Ready for Round 2 of car rental companies vs. cities?
You might recall the opening salvo two years ago, when then-Rep. Rick Boucher (D-Va.) introduced the End Discriminatory State Taxes for Automobile Renters Act of 2009. The law, backed by car rental companies, would have limited the excise taxes that a municipality could levy on the agencies’ vehicles. Cities fought the measure, saying that it would limit their ability to raise money and that it represented an unwanted federal intrusion.
What’s that? You don’t remember any of it?
Well, here’s something you probably can remember: your last car rental bill.

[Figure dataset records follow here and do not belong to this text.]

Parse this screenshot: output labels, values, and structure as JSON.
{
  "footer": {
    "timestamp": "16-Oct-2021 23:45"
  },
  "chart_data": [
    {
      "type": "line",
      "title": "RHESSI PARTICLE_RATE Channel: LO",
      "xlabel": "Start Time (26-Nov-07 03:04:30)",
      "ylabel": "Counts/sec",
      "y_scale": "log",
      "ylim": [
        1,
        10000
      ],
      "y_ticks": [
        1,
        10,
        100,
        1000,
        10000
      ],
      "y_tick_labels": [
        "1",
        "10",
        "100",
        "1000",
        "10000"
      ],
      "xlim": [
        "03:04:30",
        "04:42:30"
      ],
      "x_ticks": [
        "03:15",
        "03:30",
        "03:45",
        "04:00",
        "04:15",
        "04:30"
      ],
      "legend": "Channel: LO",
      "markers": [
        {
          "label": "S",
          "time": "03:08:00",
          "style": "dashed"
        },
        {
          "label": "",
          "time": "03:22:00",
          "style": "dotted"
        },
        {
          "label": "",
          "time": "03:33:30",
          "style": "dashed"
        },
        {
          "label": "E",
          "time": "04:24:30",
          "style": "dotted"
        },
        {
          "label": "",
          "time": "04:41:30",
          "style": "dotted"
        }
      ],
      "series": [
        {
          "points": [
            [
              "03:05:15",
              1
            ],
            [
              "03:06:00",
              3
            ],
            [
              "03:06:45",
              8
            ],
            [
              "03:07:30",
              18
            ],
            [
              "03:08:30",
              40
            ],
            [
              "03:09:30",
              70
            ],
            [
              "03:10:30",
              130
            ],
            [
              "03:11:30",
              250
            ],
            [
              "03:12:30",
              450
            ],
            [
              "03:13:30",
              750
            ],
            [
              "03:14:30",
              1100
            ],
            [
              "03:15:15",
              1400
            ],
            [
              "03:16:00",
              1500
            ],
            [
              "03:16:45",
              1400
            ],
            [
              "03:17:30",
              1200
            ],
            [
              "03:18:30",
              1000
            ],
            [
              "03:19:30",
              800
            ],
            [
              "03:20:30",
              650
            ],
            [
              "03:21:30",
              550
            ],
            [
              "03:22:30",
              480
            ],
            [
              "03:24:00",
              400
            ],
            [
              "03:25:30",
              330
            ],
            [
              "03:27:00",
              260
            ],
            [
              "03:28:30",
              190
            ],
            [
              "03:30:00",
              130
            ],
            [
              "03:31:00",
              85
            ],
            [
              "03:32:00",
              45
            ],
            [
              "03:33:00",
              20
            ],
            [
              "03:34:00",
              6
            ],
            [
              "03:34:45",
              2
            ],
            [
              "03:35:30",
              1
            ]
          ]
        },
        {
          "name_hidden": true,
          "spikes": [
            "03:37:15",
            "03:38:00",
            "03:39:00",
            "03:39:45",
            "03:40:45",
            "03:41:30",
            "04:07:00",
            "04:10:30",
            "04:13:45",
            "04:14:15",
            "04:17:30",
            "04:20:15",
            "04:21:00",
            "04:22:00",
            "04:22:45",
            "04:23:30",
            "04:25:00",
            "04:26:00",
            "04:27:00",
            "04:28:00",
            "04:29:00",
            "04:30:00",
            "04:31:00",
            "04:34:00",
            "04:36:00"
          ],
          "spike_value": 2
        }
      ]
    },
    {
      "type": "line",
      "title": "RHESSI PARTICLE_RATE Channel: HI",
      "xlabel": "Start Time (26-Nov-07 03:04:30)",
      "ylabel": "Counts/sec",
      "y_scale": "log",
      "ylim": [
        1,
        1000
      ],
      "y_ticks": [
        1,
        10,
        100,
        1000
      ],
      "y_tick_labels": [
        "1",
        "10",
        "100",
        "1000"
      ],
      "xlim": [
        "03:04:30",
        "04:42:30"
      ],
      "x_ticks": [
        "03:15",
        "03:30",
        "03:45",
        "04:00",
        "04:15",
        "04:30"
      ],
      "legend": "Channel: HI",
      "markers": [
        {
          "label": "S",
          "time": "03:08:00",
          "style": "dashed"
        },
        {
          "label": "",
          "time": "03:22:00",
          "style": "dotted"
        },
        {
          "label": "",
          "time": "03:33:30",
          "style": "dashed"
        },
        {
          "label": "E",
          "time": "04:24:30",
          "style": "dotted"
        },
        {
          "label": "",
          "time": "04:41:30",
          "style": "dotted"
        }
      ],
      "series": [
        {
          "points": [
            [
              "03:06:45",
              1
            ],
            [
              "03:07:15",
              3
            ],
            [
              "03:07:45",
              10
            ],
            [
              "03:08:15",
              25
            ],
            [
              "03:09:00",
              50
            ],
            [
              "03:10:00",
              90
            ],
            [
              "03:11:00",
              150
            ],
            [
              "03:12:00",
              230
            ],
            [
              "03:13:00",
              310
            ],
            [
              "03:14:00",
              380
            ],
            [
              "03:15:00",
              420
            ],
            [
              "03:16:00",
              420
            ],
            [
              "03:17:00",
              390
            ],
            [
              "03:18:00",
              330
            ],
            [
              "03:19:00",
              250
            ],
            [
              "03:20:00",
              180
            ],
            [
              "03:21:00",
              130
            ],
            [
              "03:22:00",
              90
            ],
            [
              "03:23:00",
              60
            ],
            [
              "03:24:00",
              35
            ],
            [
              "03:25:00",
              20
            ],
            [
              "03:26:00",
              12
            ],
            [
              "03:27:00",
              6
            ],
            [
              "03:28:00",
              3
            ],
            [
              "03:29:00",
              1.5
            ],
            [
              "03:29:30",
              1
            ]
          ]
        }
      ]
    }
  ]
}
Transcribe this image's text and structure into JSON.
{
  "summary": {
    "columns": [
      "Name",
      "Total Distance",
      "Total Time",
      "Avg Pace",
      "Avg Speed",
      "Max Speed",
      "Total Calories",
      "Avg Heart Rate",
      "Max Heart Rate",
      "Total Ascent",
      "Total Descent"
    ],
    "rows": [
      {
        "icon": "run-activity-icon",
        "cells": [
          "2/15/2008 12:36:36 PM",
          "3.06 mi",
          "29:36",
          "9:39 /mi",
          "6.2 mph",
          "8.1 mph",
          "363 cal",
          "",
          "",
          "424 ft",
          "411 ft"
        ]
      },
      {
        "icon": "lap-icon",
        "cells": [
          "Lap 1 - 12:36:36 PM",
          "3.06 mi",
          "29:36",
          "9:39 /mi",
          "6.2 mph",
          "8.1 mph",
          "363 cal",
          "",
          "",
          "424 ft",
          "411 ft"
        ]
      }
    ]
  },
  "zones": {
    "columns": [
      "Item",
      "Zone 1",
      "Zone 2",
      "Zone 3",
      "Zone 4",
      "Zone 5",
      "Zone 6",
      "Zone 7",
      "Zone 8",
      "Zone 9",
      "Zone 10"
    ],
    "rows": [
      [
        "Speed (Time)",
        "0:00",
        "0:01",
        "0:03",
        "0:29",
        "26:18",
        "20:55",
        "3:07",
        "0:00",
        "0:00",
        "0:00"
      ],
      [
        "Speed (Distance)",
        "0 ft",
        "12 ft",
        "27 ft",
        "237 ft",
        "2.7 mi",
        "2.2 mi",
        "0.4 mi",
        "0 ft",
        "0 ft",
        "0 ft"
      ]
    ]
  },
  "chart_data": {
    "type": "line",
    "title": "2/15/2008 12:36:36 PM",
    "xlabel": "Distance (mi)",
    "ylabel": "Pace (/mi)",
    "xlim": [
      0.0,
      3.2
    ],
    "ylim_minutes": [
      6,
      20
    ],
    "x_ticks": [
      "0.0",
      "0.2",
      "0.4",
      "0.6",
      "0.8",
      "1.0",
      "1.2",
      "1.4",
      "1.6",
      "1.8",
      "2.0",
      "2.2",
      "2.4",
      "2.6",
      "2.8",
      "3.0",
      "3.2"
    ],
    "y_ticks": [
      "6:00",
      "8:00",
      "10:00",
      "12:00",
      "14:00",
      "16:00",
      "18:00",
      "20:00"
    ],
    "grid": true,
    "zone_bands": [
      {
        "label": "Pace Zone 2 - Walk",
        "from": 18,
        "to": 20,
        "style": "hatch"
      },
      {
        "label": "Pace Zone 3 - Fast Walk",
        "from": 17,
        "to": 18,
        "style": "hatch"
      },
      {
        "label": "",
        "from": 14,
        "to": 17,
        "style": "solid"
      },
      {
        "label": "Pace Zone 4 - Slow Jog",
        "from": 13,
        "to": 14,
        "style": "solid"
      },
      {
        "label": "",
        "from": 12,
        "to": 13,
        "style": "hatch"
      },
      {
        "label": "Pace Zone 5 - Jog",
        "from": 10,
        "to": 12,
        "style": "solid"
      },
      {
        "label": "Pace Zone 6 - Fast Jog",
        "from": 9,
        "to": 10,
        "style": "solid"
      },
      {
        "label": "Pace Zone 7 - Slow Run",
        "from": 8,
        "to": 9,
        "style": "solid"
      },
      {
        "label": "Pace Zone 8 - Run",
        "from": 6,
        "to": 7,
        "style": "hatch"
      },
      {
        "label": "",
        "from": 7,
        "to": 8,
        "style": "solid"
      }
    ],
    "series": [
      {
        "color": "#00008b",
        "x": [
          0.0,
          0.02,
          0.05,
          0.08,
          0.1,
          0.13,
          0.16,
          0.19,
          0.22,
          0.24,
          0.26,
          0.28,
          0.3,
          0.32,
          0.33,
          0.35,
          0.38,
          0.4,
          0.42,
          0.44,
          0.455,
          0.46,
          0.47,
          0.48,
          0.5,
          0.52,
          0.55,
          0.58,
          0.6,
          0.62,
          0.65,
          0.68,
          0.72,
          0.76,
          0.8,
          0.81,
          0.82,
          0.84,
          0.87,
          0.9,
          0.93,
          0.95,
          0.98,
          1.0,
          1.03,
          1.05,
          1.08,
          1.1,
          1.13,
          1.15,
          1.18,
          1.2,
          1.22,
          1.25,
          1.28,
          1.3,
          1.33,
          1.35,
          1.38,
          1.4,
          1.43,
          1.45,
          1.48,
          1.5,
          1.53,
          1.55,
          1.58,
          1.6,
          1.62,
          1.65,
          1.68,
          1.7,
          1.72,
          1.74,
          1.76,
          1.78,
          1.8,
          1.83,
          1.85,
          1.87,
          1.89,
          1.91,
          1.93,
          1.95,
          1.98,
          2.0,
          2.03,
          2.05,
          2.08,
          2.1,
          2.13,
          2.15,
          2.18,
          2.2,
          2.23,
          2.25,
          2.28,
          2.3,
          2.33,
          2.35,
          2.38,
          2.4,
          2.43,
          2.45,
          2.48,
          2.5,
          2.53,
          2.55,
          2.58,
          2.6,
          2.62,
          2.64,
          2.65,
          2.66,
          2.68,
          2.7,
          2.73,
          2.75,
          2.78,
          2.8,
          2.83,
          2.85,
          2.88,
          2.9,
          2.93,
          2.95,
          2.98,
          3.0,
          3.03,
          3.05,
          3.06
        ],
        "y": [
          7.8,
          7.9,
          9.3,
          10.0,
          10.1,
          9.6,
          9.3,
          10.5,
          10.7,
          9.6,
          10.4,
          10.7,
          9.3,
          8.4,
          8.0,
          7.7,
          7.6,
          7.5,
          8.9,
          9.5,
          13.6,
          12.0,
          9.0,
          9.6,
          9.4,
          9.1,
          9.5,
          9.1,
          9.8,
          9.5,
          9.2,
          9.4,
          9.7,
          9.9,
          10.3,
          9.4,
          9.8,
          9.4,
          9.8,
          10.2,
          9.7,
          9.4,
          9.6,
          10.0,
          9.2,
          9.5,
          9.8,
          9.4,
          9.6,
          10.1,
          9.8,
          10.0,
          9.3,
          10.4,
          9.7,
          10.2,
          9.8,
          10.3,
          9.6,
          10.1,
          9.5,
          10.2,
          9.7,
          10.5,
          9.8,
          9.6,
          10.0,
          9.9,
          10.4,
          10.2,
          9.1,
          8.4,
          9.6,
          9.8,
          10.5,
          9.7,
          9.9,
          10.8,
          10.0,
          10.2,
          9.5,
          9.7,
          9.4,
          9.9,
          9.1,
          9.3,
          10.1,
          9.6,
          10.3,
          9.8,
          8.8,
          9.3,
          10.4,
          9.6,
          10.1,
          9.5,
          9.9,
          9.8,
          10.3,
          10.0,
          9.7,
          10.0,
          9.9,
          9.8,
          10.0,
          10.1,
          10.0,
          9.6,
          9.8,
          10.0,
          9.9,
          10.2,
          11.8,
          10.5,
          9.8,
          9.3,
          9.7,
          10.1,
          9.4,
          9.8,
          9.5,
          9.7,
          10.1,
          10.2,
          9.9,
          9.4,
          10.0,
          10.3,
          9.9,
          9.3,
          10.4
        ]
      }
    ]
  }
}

Drew Tipton does. His 18-hour Avis rental at Chicago O’Hare cost $61. Then Avis added an 11 percent concession recovery, an $8-per-day mileage surcharge, an $8-a-day customer facility charge, a license fee of $1.25 per day and a 20 percent tax, and – ka-ching! – suddenly his rental fee had ballooned, to $97.
I remember my last rental, two weeks from Thrifty in San Francisco last month. The base rate was $693, and I paid $300 for optional insurance. But once the company was done with me, I’d paid a total of $1,276, including a $24 tourism surcharge, an airport concession recovery fee of $114 and $85 in taxes.